The recent economic boom may be another factor in the decline in aluminum recycling. Given that the unemployment rate has been below5 percent for five years, can scavenging has declined, said several industry and environmental officials. There are fewer places to resell collected cans than there were a few years ago, according to Craig Covert, market development manager at Alcoa's Rigid Packaging division.

"In the 1990s, there used to be 10,000 places to sell your cans -- different scrap dealers and recycling centers," he said. "It might be half of that now."

Moreover, the value of each scavenged can has declined, given that most cans are lighter today than in the past. The price for a pound of used beverage cans has stayed within a 45-to-55-cent range since 1980 -- or relatively flat, according to a report by the Container Recycling Institute, a foundation-funded organization that promotes recycling. So inflation has eroded the gains to can sellers.

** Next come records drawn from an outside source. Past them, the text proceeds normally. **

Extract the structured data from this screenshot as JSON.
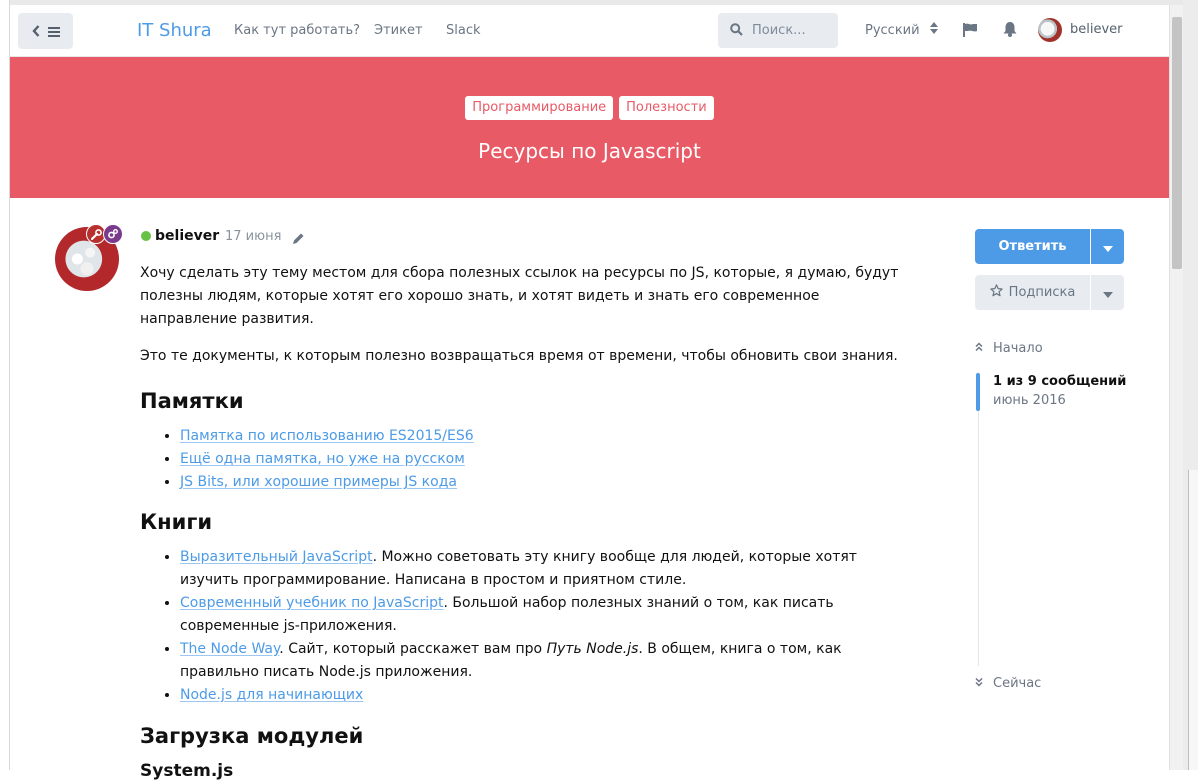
{
  "header": {
    "site_title": "IT Shura",
    "nav_links": [
      "Как тут работать?",
      "Этикет",
      "Slack"
    ],
    "search_placeholder": "Поиск...",
    "language": "Русский",
    "username": "believer"
  },
  "hero": {
    "tags": [
      "Программирование",
      "Полезности"
    ],
    "title": "Ресурсы по Javascript",
    "background_color": "#e85a66"
  },
  "post": {
    "author": "believer",
    "date": "17 июня",
    "intro_1": "Хочу сделать эту тему местом для сбора полезных ссылок на ресурсы по JS, которые, я думаю, будут полезны людям, которые хотят его хорошо знать, и хотят видеть и знать его современное направление развития.",
    "intro_2": "Это те документы, к которым полезно возвращаться время от времени, чтобы обновить свои знания.",
    "section_cheats": "Памятки",
    "cheat_links": [
      "Памятка по использованию ES2015/ES6",
      "Ещё одна памятка, но уже на русском",
      "JS Bits, или хорошие примеры JS кода"
    ],
    "section_books": "Книги",
    "books": [
      {
        "link": "Выразительный JavaScript",
        "text": ". Можно советовать эту книгу вообще для людей, которые хотят изучить программирование. Написана в простом и приятном стиле."
      },
      {
        "link": "Современный учебник по JavaScript",
        "text": ". Большой набор полезных знаний о том, как писать современные js-приложения."
      },
      {
        "link": "The Node Way",
        "text_before_em": ". Сайт, который расскажет вам про ",
        "em": "Путь Node.js",
        "text_after_em": ". В общем, книга о том, как правильно писать Node.js приложения."
      },
      {
        "link": "Node.js для начинающих"
      }
    ],
    "section_modules": "Загрузка модулей",
    "subsection_systemjs": "System.js"
  },
  "sidebar": {
    "reply_label": "Ответить",
    "subscribe_label": "Подписка",
    "scrub_start": "Начало",
    "scrub_count": "1 из 9 сообщений",
    "scrub_date": "июнь 2016",
    "scrub_now": "Сейчас",
    "accent_color": "#4d9be6"
  },
  "icons": [
    "chevron-left-icon",
    "menu-icon",
    "search-icon",
    "sort-icon",
    "flag-icon",
    "bell-icon",
    "wrench-icon",
    "gears-icon",
    "pencil-icon",
    "caret-down-icon",
    "star-icon",
    "double-up-icon",
    "double-down-icon"
  ]
}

In the 10 states that require deposits on containers, the deposit is a nickel or less in all but one. That's the same rate that was set when Oregon became the first state to require a deposit in 1971, the recycling institute noted, when a nickel was worth considerably more than today. (Even though a nickel isn't much, recycling rates remain higher in the states that require a deposit. Aluminum-can recycling rates are highest in Michigan, which requires a 10-cent deposit.)

One other factor that may contribute to recycling becoming an afterthought is the design of garbage cans and recycling bins. Recycling companies speculate that when consumers run out of space in their little recycling bins, the rest of the recyclables go into their super-sized trash cans.

Through the design of the collection containers, "we're telling the consumer to throw away 78 gallons and recycle 16 gallons," said the Aluminum Association's Robin King.